Many post weight loss surgical patients deal with blood sugar fluctuations, particularly those of us whom have had roux en y gastric bypass. Aside from dumping, we often have a blood sugar reaction after dumping -- and sometimes without -- called reactive hypoglycemia.
Nutrition for Reactive Hypoglycemia -
What is reactive hypoglycemia?
Reactive hypoglycemia can occur when blood glucose falls, stores of glucose from the liver are exhausted and an individual chooses not to eat. The body gradually adjusts to this situation by using muscle protein to feed glucose to brain cells and fat to fuel the other body cells, but before this adjustment takes place, an individual may experience symptoms of glucose deprivation to the brain. Symptoms such as: anxiety, hunger, dizziness, confusion, sleepiness, weakness, shaking muscles and racing heart may result. Most of these symptoms diminish five to ten minutes after eating a source of carbohydrate. Because these symptoms are common to many conditions, a health care provider should be consulted to assess an individualâs specific symptoms and concerns.

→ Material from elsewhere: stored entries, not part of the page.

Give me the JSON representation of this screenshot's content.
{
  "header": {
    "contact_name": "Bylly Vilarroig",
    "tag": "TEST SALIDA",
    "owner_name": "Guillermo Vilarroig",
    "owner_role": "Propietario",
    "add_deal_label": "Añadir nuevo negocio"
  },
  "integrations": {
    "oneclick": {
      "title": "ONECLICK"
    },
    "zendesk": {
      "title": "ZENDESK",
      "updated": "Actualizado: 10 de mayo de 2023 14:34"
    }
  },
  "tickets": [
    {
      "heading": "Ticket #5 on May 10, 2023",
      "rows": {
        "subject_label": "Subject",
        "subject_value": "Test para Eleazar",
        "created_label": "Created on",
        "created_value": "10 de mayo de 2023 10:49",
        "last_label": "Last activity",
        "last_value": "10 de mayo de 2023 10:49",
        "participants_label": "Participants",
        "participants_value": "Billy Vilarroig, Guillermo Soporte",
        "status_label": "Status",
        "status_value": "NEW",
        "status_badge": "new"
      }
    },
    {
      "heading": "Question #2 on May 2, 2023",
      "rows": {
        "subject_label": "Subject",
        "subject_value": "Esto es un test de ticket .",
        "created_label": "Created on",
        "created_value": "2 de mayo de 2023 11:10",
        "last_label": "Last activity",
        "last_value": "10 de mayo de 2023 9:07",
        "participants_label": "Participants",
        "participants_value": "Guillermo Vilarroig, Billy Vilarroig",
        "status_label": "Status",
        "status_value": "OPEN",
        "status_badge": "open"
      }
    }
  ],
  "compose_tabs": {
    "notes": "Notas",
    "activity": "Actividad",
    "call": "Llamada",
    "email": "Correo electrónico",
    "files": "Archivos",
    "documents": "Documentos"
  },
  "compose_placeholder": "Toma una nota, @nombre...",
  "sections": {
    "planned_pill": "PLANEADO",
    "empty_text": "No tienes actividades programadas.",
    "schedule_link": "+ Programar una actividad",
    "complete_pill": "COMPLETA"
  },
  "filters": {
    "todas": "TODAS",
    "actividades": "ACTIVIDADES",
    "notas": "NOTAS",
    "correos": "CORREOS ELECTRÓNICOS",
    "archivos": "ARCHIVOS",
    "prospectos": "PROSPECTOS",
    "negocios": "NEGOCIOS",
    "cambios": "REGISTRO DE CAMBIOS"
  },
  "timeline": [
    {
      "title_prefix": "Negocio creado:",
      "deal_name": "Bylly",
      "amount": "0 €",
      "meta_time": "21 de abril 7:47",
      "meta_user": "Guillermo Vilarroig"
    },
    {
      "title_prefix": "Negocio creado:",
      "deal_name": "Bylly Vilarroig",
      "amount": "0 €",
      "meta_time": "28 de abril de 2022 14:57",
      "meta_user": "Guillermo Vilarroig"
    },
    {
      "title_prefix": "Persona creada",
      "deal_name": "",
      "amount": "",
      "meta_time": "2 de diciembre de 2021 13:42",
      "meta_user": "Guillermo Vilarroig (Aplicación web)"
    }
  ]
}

Who is affected by reactive hypoglycemia?
Reactive hypoglycemia occurs in about 2-3 out of every 10 young women - more often in obese women and less often in people over age 45. While most people experience low blood glucose levels at times, if the symptoms are severe or ongoing it is important to learn to eat a balanced meal or snack promptly. Reactive hypoglycemia does not lead to more severe conditions.
How can I control reactive hypoglycemia?
Reactive hypoglycemia can be managed with:
- Nutritionally balanced meals
- Frequent meals and snacks
- Regular exercise
- Smoking cessation
- Weight management
- Medical supervision, if indicated
- Regular blood sugar checks, if advised
How can reactive hypoglycemia be controlled with nutritionally balanced meals?
When blood glucose falls, eating carbohydrate foods can bring blood glucose levels back up; a meal or a snack must be eaten. Some people believe the obvious solution is to eat a candy bar or drink a cola beverage. Such a meal or snack is very high in carbohydrate, and consists mostly of simple sugar. It may cause your blood level to rise quickly and then fall quickly. Some people then experience the symptoms of rebound hypoglycemia.
A more helpful choice is to eat food with complex carbohydrates (higher fiber whole grain crackers, bagels, breads or cereal). Complex carbohydrate foods deliver glucose over a longer period of time, eliciting less of a rise and fall in blood glucose. A cracker or other grain food with cheese or another protein/fat is the best choice. The protein/fat slows down the digestion of the carbohydrate and keeps blood sugar more stable.
Some snack and meal suggestions that meet the goal of including a complex carbohydrate, a protein source or a fat include:
- Meat or cheese sandwich on whole wheat bread
- Yogurt and fruit
- Cottage cheese and whole grain crackers
- Turkey, cheese slices and veggies on a salad
- Salad with beans or nuts added
- Peanut butter and whole grain crackers
- Cheese and whole grain crackers
- Bean soup and whole grain crackers or bread
- Cheese on baked potato with skin
- Whole grain bagel and cream cheese
Nutrition tips to manage hypoglycemia
- Eat a small meal or snack about every 2-3 hours. Skipping meals can make symptoms worse.
- Choose high fiber foods at each meal and snack.
Fiber helps stabilize blood sugar. Increase fluid intake when you increase fiber intake.
- Eat a source of protein and or a source of fat with carbohydrate at each meal or snack.
Protein and fat eaten with carbohydrates will help slow glucose release and absorption.
- Limit simple sugars. (candy, soda, fruit juice, sweets).
Simple sugar intake can make hypoglycemia symptoms worse. Moderate your intake.
- Limit alcohol and caffeine (coffee, tea, soda, chocolate).
- Eat a meal or snack 1-3 hours before exercise.
Extra carbohydrates may be needed before exercise to compensate for energy used.